Tout s'arrête, même la Schilthornbahn, artère vitale de notre région. Quand ce noyau de vie s'éteint tout devient tranquille. Avec la révision de la Schilthornbahn revient en général le temps hivernal. Pendant la révision on sonde le coeur et les reins de la station et grâce à ce travail il n'y a encore jamais eu le plus minime incident. Entre-temps, le plus vieux des Oberlandais nous rend visite: c'est le föhn, sans crier gare, un tourbillon de föhn apparaît soudain au dessus de l'Ebnefluh.Ce vend chaud tombe directement sur Stechelberg et remonte en rugissant le long des parois rocheuses avec une force infinie. La force de ce vent est incroyable. Il y a 15 ans, 24 maisons ont perdu leur toit. Seul celui qui a subi la force du föhn comprend pourquoi les villageois craignent ce vent. Des rafales de vent pénètrent en force et en hurlant par toutes les fentes de la maison et l'on croit même qu'elle va s'envoler. Les tas de bois recouverts de tôle ondulée sont particulièrement fragiles. Même sous le poids de lourdes pierres, ces protections s'envolent avec tout leur chargement. J'ai vu de la tôle ondulée s'envoler à des centaines de mètres. Le föhn a aussi une grande influence sur le mental des gens. Pendant que le uns souffrent de maux de tête, les autres s'en retrouvent comme enivrés. J'appartient plutôt à la deuxième catégorie. Là, il n'est plus question de dormir. Je deviens superactif et ce n'est que quand le vent est tombé que je retrouve un sommeil bienfaiteur. Après le föhn, il commence à pleuvoir ou à neiger. Parce que le föhn est un vent sec, il ne suffît que d'une étincelle pour embraser tout un village en quelques heures. C'est pourquoi l'arrivée de ce vent signifie pour les hommes qu'ils devront être de garde. Pendant la nuit et en alternance, deux hommes en tenue de pompier circulent dans le

 

village et contrôlent si le feu a bien été éteint dans tous les poêles. Fumer au grand air est alors aussi strictement interdit. Grâce à ces mesures, Gimmelwald, jusqu'à aujourd'hui, n'a jamais été victime du föhn. Par contre, en 1928, Mürren a été en grande partie détruit par le feu au cours d'une de ses tempêtes. A côté de cela, tous les habitants de Gimmelwald sont astreints au service du feu.
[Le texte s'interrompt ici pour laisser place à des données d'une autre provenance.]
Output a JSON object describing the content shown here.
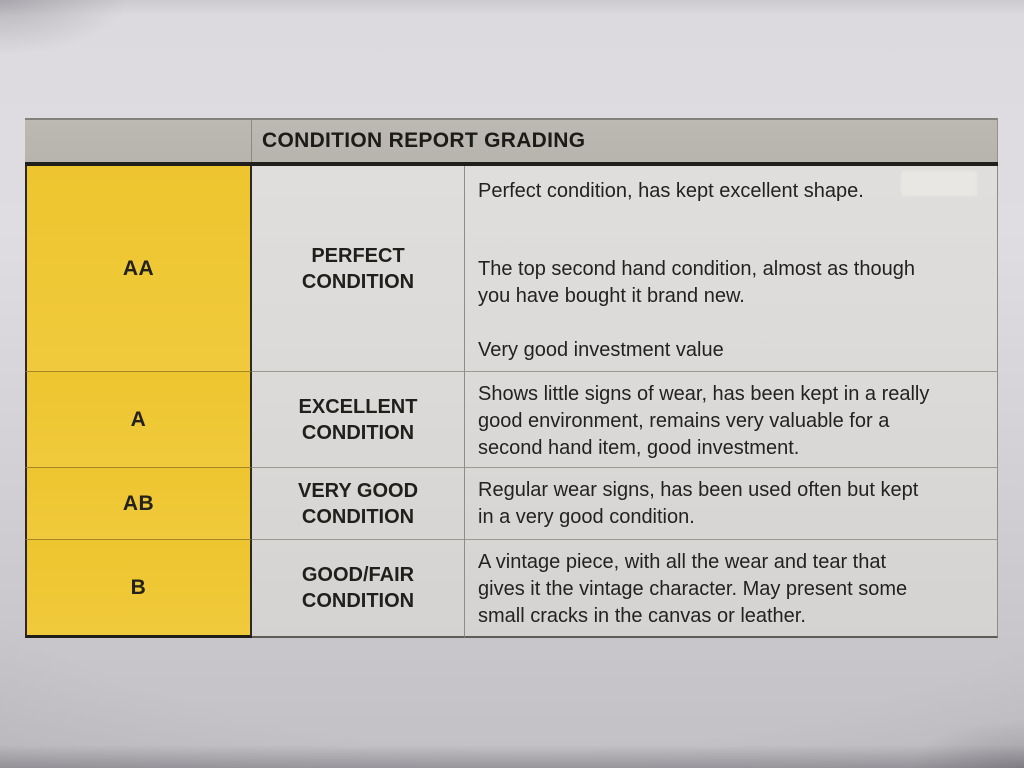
{
  "document": {
    "type": "printed-condition-grading-table",
    "colors": {
      "grade_column_yellow": "#efc837",
      "header_bar_gray": "#b9b6af",
      "paper_background": "#d6d4d8",
      "cell_background": "#dcdad8",
      "text": "#21201d"
    }
  },
  "table": {
    "header_title": "CONDITION REPORT GRADING",
    "rows": [
      {
        "grade": "AA",
        "label": "PERFECT\nCONDITION",
        "desc": [
          [
            "Perfect condition, has kept excellent shape."
          ],
          [
            "The top second hand condition, almost as though",
            "you have bought it brand new."
          ],
          [
            "Very good investment value"
          ]
        ]
      },
      {
        "grade": "A",
        "label": "EXCELLENT\nCONDITION",
        "desc": [
          [
            "Shows little signs of wear, has been kept in a really",
            "good environment, remains very valuable for a",
            "second hand item, good investment."
          ]
        ]
      },
      {
        "grade": "AB",
        "label": "VERY GOOD\nCONDITION",
        "desc": [
          [
            "Regular wear signs, has been used often but kept",
            "in a very good condition."
          ]
        ]
      },
      {
        "grade": "B",
        "label": "GOOD/FAIR\nCONDITION",
        "desc": [
          [
            "A vintage piece, with all the wear and tear that",
            "gives it the vintage character. May present some",
            "small cracks in the canvas or leather."
          ]
        ]
      }
    ]
  }
}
En avril et en octobre, 3 exercices ont lieu pendant une semaine. Vers la fin mai, notre vallée s'embellit au point de devenir un petit paradis. Les gentianes, les primevères hérissées, les pulsatilles soufrées et des milliers d'autres fleurs commencent à éclore. Dans chaque petit mare, les grenouilles et les tritons alpestres commencent à frayer. Seul celui qui observe exactement un triton alpestre sait combien notre monde animal est beau et coloré. Les bouquetins qui passent l'hiver sur les hautes crêtés s'approchent du village. Celui à qui la chance sourit trouve les premières morilles. Pour le paysan, c'est le début au travail du champ. D'abord, il faut débarrasser les pâturages des pierres. Pendant la traite des vaches, qui est un travail strictement masculin, les femmes et les enfants aident à ramasser les pierres. Quelques femmes cueillent les feuilles tendres des dents de lion pour en faire une délicieuse salade. Vers la fin du mois de mai, comme sur un ordre secret, tous les habitants de Gimmelwald retournent leurs champs pour y planter les pommes de terre. Depuis des décennies on cultive les pommes de terre et les légumes sur les mêmes parcelles. C'est visiblement à la femme qu'il revient de semer, d'arracher les mauvaises herbes, d'arroser et d'accomplir tous les autres travaux de jardinage. Avec beaucoup de savoir-faire, on parvient même à duper le mauvais temps fréquent.